Booth Gregory J, Hauert Thomas, Mynes Mike, Hodgson John, Slama Elizabeth, Goldman Ashton, Moore Jeffrey
The following authors are in both the Department of Anesthesiology, Uniformed Services University, Bethesda, MD, and Department of Anesthesiology and Pain Medicine, Naval Medical Center Portsmouth, Portsmouth, VA: Gregory J. Booth is an Associate Professor at Uniformed Services University and Program Director, Anesthesiology Residency at Naval Medical Center Portsmouth; Mike Mynes and Elizabeth Slama are Assistant Professors at Uniformed Services University and Staff Anesthesiologists at Naval Medical Center Portsmouth; Jeffrey Moore is an Assistant Professor at Uniformed Services University and Program Director, Pain Medicine Fellowship, and Associate Designated Institutional Official at Naval Medical Center Portsmouth. Thomas Hauert is an Anesthesiology Resident Physician at Naval Medical Center Portsmouth, Portsmouth, VA. Ashton Goldman is an Associate Professor at Uniformed Services University, Bethesda, MD, and a Staff Orthopedic Surgeon at the Department of Orthopedic Surgery and Sports Medicine at Naval Medical Center Portsmouth, Portsmouth, VA. John Hodgson is an Associate Professor and Program Director, Anesthesiology Residency at University of South Florida, Tampa, FL.
J Educ Perioper Med. 2024 Sep 30;26(3):E729. doi: 10.46374/VolXXVI_Issue3_Moore. eCollection 2024 Jul-Sep.
Natural language processing is a collection of techniques designed to empower computer systems to comprehend and/or produce human language. The purpose of this investigation was to train several large language models (LLMs) to explore the tradeoff between model complexity and performance while classifying narrative feedback on trainees into the Accreditation Council for Graduate Medical Education subcompetencies. We hypothesized that classification accuracy would increase with model complexity.
The authors fine-tuned several transformer-based LLMs (Bidirectional Encoder Representations from Transformers [BERT]-base, BERT-medium, BERT-small, BERT-mini, BERT-tiny, and SciBERT) to predict Accreditation Council for Graduate Medical Education subcompetencies on a curated dataset of 10 218 feedback comments. Performance was compared with the authors' previous work, which trained a FastText model on the same dataset. Performance metrics included F1 score for global model performance and area under the receiver operating characteristic curve for each competency.
No models were superior to FastText. Only BERT-tiny performed worse than FastText. The smallest model with comparable performance to FastText, BERT-mini, was 94% smaller. Area under the receiver operating characteristic curve for each competency was similar on BERT-mini and FastText with the exceptions of Patient Care 7 (Situational Awareness and Crisis Management) and Systems-Based Practice.

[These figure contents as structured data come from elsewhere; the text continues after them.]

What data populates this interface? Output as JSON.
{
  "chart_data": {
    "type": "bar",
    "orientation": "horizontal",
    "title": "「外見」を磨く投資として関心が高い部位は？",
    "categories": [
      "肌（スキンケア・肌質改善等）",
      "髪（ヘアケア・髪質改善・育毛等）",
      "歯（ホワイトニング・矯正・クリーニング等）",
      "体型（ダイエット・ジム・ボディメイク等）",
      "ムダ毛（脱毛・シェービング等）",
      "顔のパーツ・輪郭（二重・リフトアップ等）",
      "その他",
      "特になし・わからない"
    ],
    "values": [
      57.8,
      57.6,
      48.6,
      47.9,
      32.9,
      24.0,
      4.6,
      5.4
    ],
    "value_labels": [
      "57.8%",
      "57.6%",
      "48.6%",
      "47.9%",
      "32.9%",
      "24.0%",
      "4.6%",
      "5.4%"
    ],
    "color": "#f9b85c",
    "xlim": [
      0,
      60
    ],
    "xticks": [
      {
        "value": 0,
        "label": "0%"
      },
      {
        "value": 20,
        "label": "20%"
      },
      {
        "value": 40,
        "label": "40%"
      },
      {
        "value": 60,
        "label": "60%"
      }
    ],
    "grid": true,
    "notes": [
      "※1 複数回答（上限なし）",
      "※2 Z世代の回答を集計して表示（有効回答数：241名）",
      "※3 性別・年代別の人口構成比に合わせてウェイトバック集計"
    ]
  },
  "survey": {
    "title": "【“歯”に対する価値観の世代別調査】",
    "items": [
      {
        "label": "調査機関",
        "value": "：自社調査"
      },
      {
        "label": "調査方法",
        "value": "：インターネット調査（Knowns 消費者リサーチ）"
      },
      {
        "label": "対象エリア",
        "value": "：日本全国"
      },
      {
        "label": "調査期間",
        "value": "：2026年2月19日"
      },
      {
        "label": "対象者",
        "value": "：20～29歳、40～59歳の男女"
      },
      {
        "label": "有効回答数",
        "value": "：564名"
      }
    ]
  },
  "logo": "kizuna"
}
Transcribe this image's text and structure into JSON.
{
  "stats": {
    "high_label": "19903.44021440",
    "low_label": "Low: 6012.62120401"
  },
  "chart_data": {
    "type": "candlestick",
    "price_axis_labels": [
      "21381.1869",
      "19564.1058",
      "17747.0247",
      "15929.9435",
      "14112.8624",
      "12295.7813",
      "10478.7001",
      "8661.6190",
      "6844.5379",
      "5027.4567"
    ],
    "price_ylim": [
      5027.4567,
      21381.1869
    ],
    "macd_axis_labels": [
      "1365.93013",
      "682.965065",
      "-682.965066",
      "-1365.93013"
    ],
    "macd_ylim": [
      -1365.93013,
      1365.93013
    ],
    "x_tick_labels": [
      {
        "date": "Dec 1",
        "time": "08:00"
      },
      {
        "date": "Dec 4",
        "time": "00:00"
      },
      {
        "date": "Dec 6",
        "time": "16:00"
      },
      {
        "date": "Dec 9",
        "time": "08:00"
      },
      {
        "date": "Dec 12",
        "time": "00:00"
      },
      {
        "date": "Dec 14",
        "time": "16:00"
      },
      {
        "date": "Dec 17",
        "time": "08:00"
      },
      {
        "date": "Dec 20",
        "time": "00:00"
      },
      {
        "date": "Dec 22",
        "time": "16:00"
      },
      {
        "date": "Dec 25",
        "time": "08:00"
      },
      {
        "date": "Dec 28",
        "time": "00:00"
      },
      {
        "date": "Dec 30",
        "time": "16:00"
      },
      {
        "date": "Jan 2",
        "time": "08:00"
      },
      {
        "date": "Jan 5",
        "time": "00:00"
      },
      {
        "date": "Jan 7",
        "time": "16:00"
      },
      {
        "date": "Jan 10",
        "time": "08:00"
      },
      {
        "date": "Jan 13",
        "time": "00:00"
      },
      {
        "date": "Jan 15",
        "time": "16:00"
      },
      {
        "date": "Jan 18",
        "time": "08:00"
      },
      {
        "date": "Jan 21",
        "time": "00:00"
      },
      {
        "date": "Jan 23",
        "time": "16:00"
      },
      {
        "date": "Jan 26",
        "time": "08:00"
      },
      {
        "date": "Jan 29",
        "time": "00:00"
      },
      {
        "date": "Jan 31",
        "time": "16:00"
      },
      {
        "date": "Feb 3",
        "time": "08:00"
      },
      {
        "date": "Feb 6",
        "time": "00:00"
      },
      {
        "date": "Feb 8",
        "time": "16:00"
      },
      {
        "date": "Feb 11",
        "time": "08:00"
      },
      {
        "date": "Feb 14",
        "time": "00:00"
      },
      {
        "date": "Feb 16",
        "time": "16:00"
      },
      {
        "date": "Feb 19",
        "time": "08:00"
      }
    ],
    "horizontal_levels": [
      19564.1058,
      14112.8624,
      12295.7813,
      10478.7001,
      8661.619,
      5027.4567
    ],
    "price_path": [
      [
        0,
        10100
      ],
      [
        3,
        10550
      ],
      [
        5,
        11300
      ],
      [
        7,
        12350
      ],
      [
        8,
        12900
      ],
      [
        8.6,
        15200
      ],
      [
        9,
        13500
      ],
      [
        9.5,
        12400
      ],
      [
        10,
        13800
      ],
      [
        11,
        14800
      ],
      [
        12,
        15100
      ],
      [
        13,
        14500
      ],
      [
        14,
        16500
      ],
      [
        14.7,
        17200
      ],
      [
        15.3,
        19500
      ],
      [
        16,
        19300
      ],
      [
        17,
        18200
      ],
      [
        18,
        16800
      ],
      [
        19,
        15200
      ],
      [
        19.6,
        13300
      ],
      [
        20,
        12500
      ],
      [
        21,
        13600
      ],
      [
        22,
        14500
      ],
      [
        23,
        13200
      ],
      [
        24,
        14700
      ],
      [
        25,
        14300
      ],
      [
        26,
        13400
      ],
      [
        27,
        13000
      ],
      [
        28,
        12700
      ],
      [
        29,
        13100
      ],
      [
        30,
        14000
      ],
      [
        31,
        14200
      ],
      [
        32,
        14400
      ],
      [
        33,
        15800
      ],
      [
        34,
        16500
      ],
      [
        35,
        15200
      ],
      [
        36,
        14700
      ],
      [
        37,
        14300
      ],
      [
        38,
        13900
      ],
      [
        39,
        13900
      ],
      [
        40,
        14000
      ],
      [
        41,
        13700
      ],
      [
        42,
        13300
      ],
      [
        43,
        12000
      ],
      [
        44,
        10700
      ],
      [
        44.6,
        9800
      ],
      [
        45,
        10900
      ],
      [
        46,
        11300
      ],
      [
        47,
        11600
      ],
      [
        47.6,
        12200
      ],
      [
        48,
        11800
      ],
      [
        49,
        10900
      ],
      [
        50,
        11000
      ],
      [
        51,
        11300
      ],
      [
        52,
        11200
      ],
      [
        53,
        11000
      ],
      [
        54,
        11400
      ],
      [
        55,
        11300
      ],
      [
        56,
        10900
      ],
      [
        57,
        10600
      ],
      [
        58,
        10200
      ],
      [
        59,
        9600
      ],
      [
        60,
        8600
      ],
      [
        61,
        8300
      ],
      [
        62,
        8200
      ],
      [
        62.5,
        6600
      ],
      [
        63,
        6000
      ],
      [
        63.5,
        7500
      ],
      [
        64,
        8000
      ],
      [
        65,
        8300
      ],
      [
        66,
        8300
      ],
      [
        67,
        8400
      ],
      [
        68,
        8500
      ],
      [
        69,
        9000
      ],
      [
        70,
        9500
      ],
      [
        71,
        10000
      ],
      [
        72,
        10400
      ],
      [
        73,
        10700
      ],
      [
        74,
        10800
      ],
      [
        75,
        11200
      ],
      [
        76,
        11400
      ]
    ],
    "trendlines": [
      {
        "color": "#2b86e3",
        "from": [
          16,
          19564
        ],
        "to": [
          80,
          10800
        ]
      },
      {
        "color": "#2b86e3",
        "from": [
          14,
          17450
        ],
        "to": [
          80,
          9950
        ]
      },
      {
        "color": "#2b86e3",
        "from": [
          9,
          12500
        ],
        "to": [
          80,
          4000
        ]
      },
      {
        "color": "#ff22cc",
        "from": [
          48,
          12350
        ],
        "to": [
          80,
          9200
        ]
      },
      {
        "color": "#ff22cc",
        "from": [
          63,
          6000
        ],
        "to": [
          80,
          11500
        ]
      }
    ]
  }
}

Transformer-based LLMs were fine-tuned to understand anesthesiology graduate medical education language. Complex LLMs did not outperform FastText. However, equivalent performance was achieved with a model that was 94% smaller, which may allow model deployment on personal devices to enhance speed and data privacy. This work advances our understanding of best practices when integrating LLMs into graduate medical education.
自然语言处理是一系列旨在使计算机系统能够理解和/或生成人类语言的技术。本研究的目的是训练几个大语言模型(LLMs),以探索在将实习生的叙事反馈分类为研究生医学教育认证委员会子能力时,模型复杂性与性能之间的权衡。我们假设分类准确率会随着模型复杂性的增加而提高。

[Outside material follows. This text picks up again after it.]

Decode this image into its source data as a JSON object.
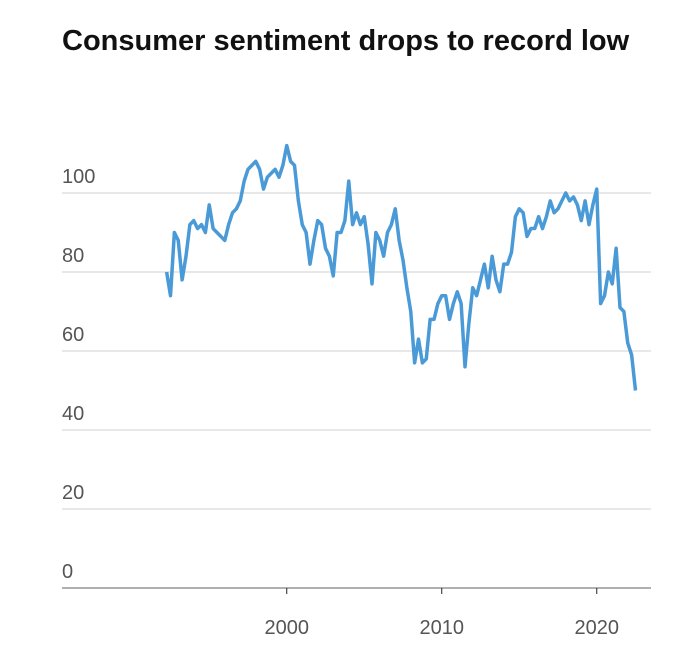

作者对几个基于Transformer的大语言模型(来自Transformer的双向编码器表示[BERT]-基础版、BERT-中型版、BERT-小型版、BERT-微型版、BERT-超微型版和SciBERT)进行了微调,以在一个由10218条反馈评论组成的精选数据集上预测研究生医学教育认证委员会的子能力。将性能与作者之前的工作进行了比较,之前的工作是在同一数据集上训练了一个FastText模型。性能指标包括全局模型性能的F1分数以及每个能力的受试者工作特征曲线下面积。
没有模型优于FastText。只有BERT-超微型版的表现比FastText差。与FastText性能相当的最小模型BERT-微型版,其规模小了94%。除了患者护理7(情境意识和危机管理)和基于系统的实践外,BERT-微型版和FastText上每个能力的受试者工作特征曲线下面积相似。
对基于Transformer的大语言模型进行了微调,以理解麻醉学研究生医学教育语言。复杂的大语言模型并没有超过FastText。然而,使用一个规模小94%的模型实现了同等性能,这可能允许在个人设备上部署模型,以提高速度和数据隐私性。这项工作推进了我们对将大语言模型整合到研究生医学教育中的最佳实践的理解。